Esiste oggi secondo te una disciplina che educa alla bellezza? La cosiddetta estetica della cultura dell'antica Grecia e della filosofia speculativa di fine Ottocento inizi Novecento? 
Secondo me, quelle che nomini sono discipline che educano a un certo gusto, cercando di trovare dei parametri validi per il maggior numero di persone in un determinato contesto. Come docente, lavoro con studenti che vengono da paesi diversissimi, dalla Cina agli USA, dalla Siria alla Nuova Zelanda, e noto che le differenze culturali sono enormi anche in questo mondo globalizzato e che i concetti di bello e di giustosono estremamente variabili. Collegando queste riflessioni, per me la disciplina che educa alla vera bellezza è un’etica condivisa, quella che gli addetti ai lavori chiamano nuova etica dei diritti umani, sulla quale forse sarà possibile un giorno trovare un consenso universale.

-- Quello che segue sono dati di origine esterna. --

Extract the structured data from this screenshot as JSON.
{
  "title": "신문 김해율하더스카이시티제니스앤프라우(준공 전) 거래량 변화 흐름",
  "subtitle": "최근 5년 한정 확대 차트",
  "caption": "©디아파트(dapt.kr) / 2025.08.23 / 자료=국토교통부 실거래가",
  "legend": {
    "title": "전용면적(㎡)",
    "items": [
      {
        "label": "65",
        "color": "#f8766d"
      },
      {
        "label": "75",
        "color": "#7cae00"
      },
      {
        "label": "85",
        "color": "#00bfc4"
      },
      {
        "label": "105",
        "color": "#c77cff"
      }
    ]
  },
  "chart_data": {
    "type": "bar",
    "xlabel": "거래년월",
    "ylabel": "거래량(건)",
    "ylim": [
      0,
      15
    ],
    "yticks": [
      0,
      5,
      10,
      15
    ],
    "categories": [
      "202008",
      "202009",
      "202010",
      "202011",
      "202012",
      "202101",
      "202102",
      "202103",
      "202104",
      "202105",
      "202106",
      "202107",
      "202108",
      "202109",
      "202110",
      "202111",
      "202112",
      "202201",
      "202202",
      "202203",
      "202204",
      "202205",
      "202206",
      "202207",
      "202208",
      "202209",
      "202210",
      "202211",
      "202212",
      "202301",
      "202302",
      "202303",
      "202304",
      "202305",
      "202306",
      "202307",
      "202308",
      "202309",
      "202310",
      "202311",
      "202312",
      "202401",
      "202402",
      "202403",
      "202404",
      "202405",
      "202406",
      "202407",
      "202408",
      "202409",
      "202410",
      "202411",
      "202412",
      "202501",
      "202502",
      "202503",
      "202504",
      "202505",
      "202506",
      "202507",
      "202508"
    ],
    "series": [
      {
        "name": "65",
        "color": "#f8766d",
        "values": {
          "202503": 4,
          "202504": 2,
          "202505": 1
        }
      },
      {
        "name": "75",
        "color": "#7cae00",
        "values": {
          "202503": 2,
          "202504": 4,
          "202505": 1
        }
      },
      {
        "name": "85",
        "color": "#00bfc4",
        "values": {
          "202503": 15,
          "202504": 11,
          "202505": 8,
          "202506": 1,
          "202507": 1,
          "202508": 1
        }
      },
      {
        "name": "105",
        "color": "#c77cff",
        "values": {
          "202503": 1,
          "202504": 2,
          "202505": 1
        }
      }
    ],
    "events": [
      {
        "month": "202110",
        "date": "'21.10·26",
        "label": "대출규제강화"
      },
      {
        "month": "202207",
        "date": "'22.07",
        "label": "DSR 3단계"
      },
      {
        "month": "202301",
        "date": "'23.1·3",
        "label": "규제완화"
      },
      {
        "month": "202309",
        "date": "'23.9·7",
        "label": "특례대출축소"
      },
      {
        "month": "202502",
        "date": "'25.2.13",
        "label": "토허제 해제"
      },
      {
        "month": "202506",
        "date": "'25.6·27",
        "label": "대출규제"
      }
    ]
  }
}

Charles Bukowski, grandissimo poeta e scrittore del Novecento, artista tanto geniale quanto dissacratore, a proposito dell’arte dello scrivere diceva:«Non mi preoccupo di cosa sia o meno una poesia, di cosa sia un romanzo. Li scrivo e basta… i casi sono due: o funzionano o non funzionano. Non sono preoccupato con: “Questa è una poesia, questo è un romanzo, questa è una scarpa, questo è un guanto”. Lo butto giù e questo è quanto. Io la penso così.» (Ben Pleasants, The Free Press Symposium: Conversations with Charles Bukowski, “Los Angeles Free Press”, October 31-November 6, 1975, pp. 14-16.) Secondo te perché un romanzo, un libro, una raccolta di poesie abbia successo è più importante la storia (quello che si narra) o come è scritta (il linguaggio utilizzato più o meno originale e accattivante per chi legge), volendo rimanere nel concetto di Bukowski?
Amo molto queste parole di Bukowski perché mi trovo perfettamente d’accordo con lui: una storia la racconti come meglio puoi, la butti giù, vedi se funziona. Punto. A mio parere, conta più la storia: un libro non lo metti via se ti preme sapere cosa succede nella pagina seguente. Se è scritto magistralmente ma ti annoia, finirai per rinunciare, o per odiarlo. Se poi una bella storia è scritta bene, allora sai che è arte, e che sei in presenza di una specie di miracolo. 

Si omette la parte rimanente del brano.